On Wednesday, May 1, Acton was proud to host its annual Detroit luncheon at the Detroit Athletic Club, with nearly 100 friends and supporters of Acton in attendance.
Rev. Robert Sirico gave the afternoon’s keynote address on “Moral and Practical Problems with Resurgent Socialism.”
Rev. Sirico stressed the troubling socialist ideology taking shape with the rise of self-professed democratic socialists in Congress, including Alexandria Ocasio-Cortez and Bernie Sanders. “Fifty-three percent of Americans of a millennial age under 30 are in favor of socialism in one form or another,” Sirico began. “These young people have never seen real socialism and don’t see it even when they look at Venezuela.” Many university students from Venezuela have attended Acton University and have given witness to the human rights atrocities that take place in their home country.
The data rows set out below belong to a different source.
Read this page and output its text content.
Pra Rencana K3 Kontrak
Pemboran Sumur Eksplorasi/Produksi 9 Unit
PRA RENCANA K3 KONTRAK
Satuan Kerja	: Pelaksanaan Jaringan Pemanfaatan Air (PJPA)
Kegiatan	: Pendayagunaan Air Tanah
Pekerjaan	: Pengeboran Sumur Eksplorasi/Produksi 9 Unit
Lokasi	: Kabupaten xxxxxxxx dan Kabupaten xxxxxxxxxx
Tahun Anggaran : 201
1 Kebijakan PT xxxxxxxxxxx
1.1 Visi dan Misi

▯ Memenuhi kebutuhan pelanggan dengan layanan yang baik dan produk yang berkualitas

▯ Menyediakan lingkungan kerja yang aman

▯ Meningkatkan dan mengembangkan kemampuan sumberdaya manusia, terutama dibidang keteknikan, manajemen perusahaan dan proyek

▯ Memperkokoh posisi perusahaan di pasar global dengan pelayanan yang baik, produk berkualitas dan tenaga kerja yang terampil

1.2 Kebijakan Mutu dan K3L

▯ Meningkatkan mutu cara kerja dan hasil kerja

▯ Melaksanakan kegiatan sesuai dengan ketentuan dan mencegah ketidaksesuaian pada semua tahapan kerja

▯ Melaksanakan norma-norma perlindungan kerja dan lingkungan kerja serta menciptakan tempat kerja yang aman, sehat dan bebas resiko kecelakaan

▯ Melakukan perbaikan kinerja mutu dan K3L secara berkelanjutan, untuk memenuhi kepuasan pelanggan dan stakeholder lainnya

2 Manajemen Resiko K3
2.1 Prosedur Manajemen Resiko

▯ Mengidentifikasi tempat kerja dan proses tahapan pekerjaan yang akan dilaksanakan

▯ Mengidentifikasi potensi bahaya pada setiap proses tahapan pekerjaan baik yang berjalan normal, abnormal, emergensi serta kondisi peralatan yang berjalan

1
Sirico encouraged the audience to think of the problems at the root of the current attraction to socialism as being two-fold: practical and moral. “There are very few people who aren’t concerned about human well-being, about the poor, or about the vulnerable,” Sirico pointed out. “The first question is not where we want to go. The question is, how do we get there?”
Practically, argues Sirico, economic issues involve many factors and many people, making broad centralized planning an inefficient tool when it comes to approaching economic problems arising from the ground level. The knowledge of government officials, at the federal or state level, is limited. “This is what happens in a socialist economy; it’s the presumption of knowing at the practical level what the needs are and how to satisfy those means.”
Socialist governments also fail to realize the intrinsic dignity of the human person, stripping individuals of freedom in work and business. Each person has the capacity and mandate to reflect his or her creator in their work and entrepreneurial efforts, a deeply moral calling. “Good impulses shouldn’t be coerced by a bureaucracy that enforces it,” Sirico said.